The assembly language function Avx512Convolve2_ implements the variable-size kernel convolution algorithm that’s described in Chapter 11. The primary difference between this function and its AVX2 counterpart Convolve2_ (see Listing 11-2) is the use of ZMM registers instead of YMM registers . The code that adjusts the index counter in register RBX was also modified to reflect the processing of 16 data points per iteration instead of 8. Similar changes were also made to the fixed-size kernel convolution function Avx512Convolve2Ks5_.
Mean Execution Times (Microseconds) for AVX2 and AVX-512 Convolution Functions Using Five-Element Convolution Kernel (2,000,000 Signal Points)
CPU | Convolve2_ | Avx512Convolve2_ | Convolve2Ks5_ | Avx512Convolve2Ks5_ |
---|---|---|---|---|
i7-4790S | 1244 | ----- | 1067 | ---- |
i9-7900X | 956 | 757 | 719 | 693 |
i7-8700K | 859 | ----- | 595 | ---- |
Summary
When using merge masking with scalar or packed operands, the processor carries out the instruction’s calculation only if the corresponding opmask register bit is set to one. Otherwise, no calculation is performed and the destination operand element remains unchanged.
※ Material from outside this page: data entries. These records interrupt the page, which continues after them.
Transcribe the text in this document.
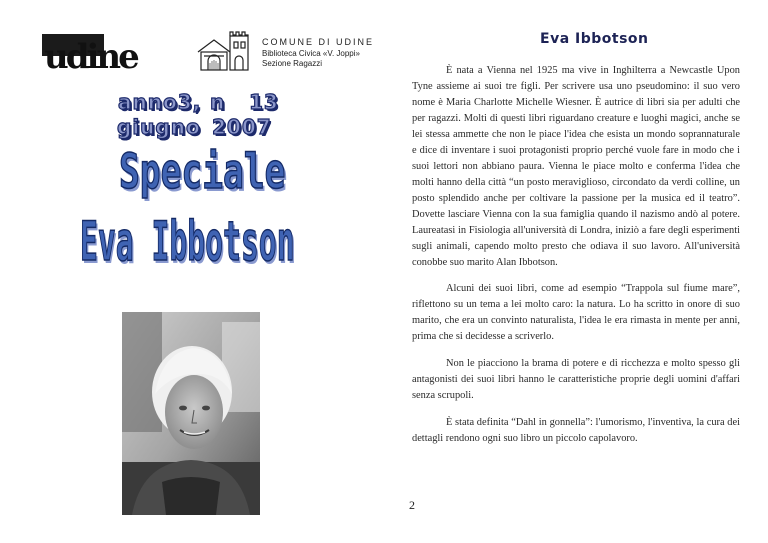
udine	COMUNE DI UDINE
Biblioteca Civica «V. Joppi»
Sezione Ragazzi
anno3, n 13
giugno 2007
Speciale
Eva Ibbotson
Eva Ibbotson

È nata a Vienna nel 1925 ma vive in Inghilterra a Newcastle Upon Tyne assieme ai suoi tre figli. Per scrivere usa uno pseudomino: il suo vero nome è Maria Charlotte Michelle Wiesner. È autrice di libri sia per adulti che per ragazzi. Molti di questi libri riguardano creature e luoghi magici, anche se lei stessa ammette che non le piace l'idea che esista un mondo soprannaturale e dice di inventare i suoi protagonisti proprio perché vuole fare in modo che i suoi lettori non abbiano paura. Vienna le piace molto e conferma l'idea che molti hanno della città “un posto meraviglioso, circondato da verdi colline, un posto splendido anche per coltivare la passione per la musica ed il teatro”. Dovette lasciare Vienna con la sua famiglia quando il nazismo andò al potere. Laureatasi in Fisiologia all'università di Londra, iniziò a fare degli esperimenti sugli animali, capendo molto presto che odiava il suo lavoro. All'università conobbe suo marito Alan Ibbotson.

Alcuni dei suoi libri, come ad esempio “Trappola sul fiume mare”, riflettono su un tema a lei molto caro: la natura. Lo ha scritto in onore di suo marito, che era un convinto naturalista, l'idea le era rimasta in mente per anni, prima che si decidesse a scriverlo.

Non le piacciono la brama di potere e di ricchezza e molto spesso gli antagonisti dei suoi libri hanno le caratteristiche proprie degli uomini d'affari senza scrupoli.

È stata definita “Dahl in gonnella”: l'umorismo, l'inventiva, la cura dei dettagli rendono ogni suo libro un piccolo capolavoro.

2
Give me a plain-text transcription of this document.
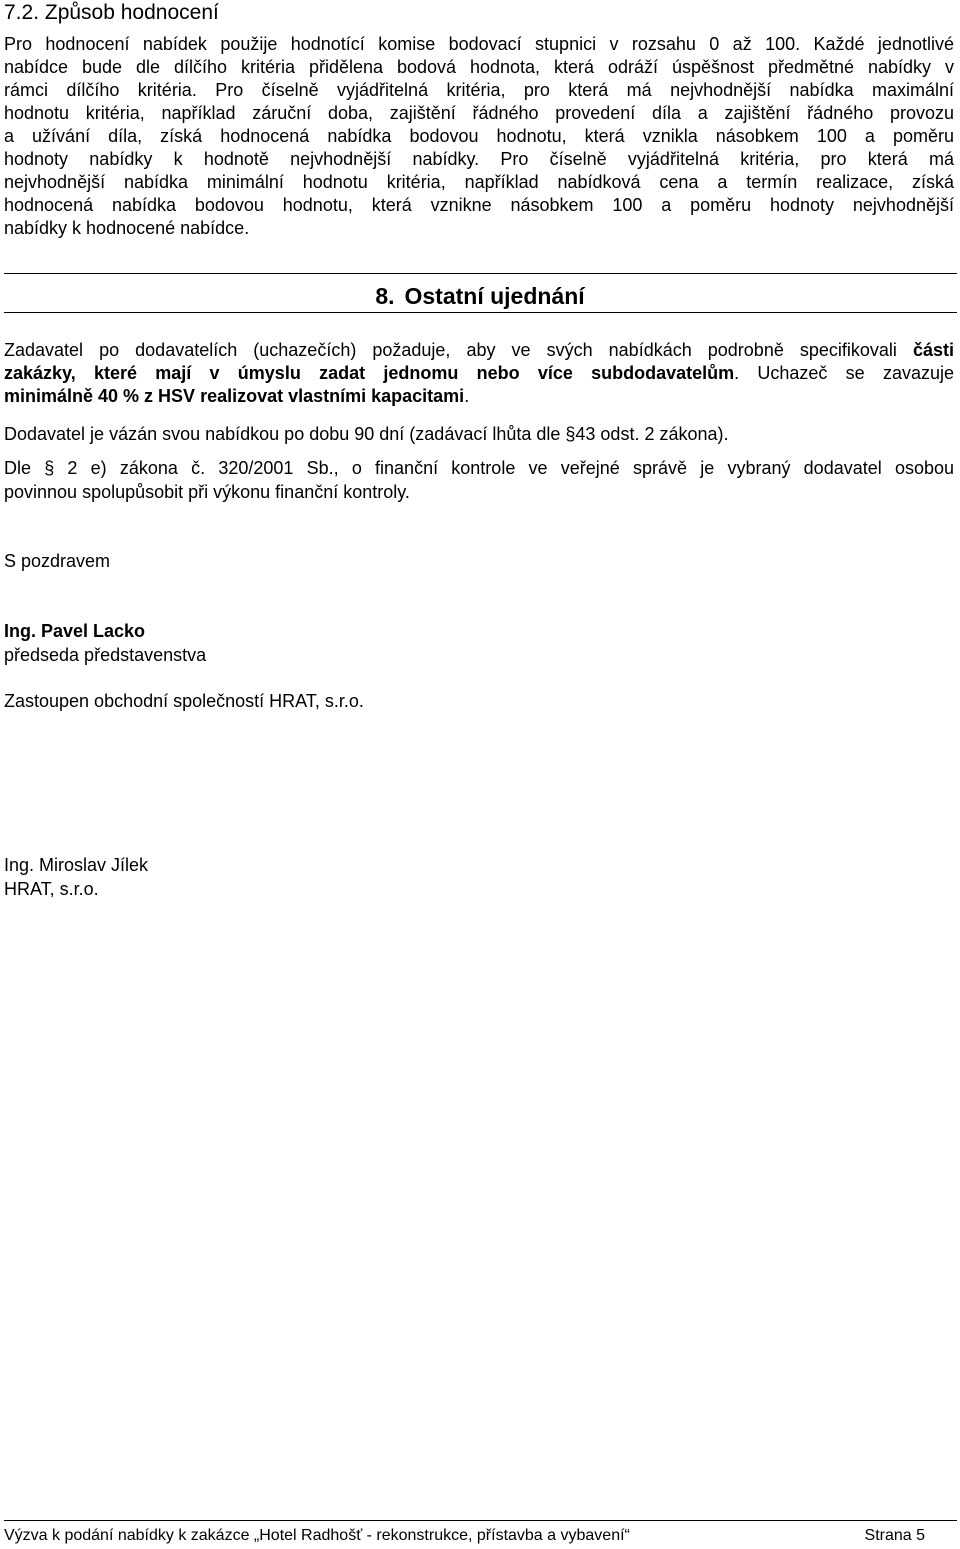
7.2. Způsob hodnocení
Pro hodnocení nabídek použije hodnotící komise bodovací stupnici v rozsahu 0 až 100. Každé jednotlivé
nabídce bude dle dílčího kritéria přidělena bodová hodnota, která odráží úspěšnost předmětné nabídky v
rámci dílčího kritéria. Pro číselně vyjádřitelná kritéria, pro která má nejvhodnější nabídka maximální
hodnotu kritéria, například záruční doba, zajištění řádného provedení díla a zajištění řádného provozu
a užívání díla, získá hodnocená nabídka bodovou hodnotu, která vznikla násobkem 100 a poměru
hodnoty nabídky k hodnotě nejvhodnější nabídky. Pro číselně vyjádřitelná kritéria, pro která má
nejvhodnější nabídka minimální hodnotu kritéria, například nabídková cena a termín realizace, získá
hodnocená nabídka bodovou hodnotu, která vznikne násobkem 100 a poměru hodnoty nejvhodnější
nabídky k hodnocené nabídce.
8. Ostatní ujednání
Zadavatel po dodavatelích (uchazečích) požaduje, aby ve svých nabídkách podrobně specifikovali části
zakázky, které mají v úmyslu zadat jednomu nebo více subdodavatelům. Uchazeč se zavazuje
minimálně 40 % z HSV realizovat vlastními kapacitami.
Dodavatel je vázán svou nabídkou po dobu 90 dní (zadávací lhůta dle §43 odst. 2 zákona).
Dle § 2 e) zákona č. 320/2001 Sb., o finanční kontrole ve veřejné správě je vybraný dodavatel osobou
povinnou spolupůsobit při výkonu finanční kontroly.
S pozdravem
Ing. Pavel Lacko
předseda představenstva
Zastoupen obchodní společností HRAT, s.r.o.
Ing. Miroslav Jílek
HRAT, s.r.o.
Výzva k podání nabídky k zakázce „Hotel Radhošť - rekonstrukce, přístavba a vybavení“	Strana 5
AVX-512 assembly language functions can use an opmask register destination operand with most instructions that perform scalar or packed compare operations. The bits of the opmask register can then be employed to effect data-driven logic decisions sans any conditional jump instructions using either merge or zero masking and (if necessary) simple Boolean operations.
AVX-512 assembly language functions must use the vmovdqu[32|64] and vmovdqa[32|64] instructions to perform move operations using 512-bit wide packed doubleword and quadword integer operands. These instructions can also be used with 256-bit and 128-bit wide operands.
Unlike AVX and AVX2, AVX-512 includes instructions that perform conversions between floating-point and unsigned integer operands.
AVX-512 functions should ensure that packed 128-, 256-, and 512-bit wide operands are aligned on a proper boundary whenever possible.
Assembly language functions that use AVX-512 instructions with registers ZMM0–ZMM15 or YMM0–YMM15 register operands should always use a vzeroupper instruction before program control is transferred back to the calling function.
Assembly language functions and algorithms that employ a structure of arrays are often faster than those that use an array of structures.
The Visual C++ calling convention treats AVX-512 registers ZMM16–ZMM31, YMM16–YMM31, and XMM16–XMM31 as volatile across function boundaries. This means that a function can use these registers without needing to preserve their values.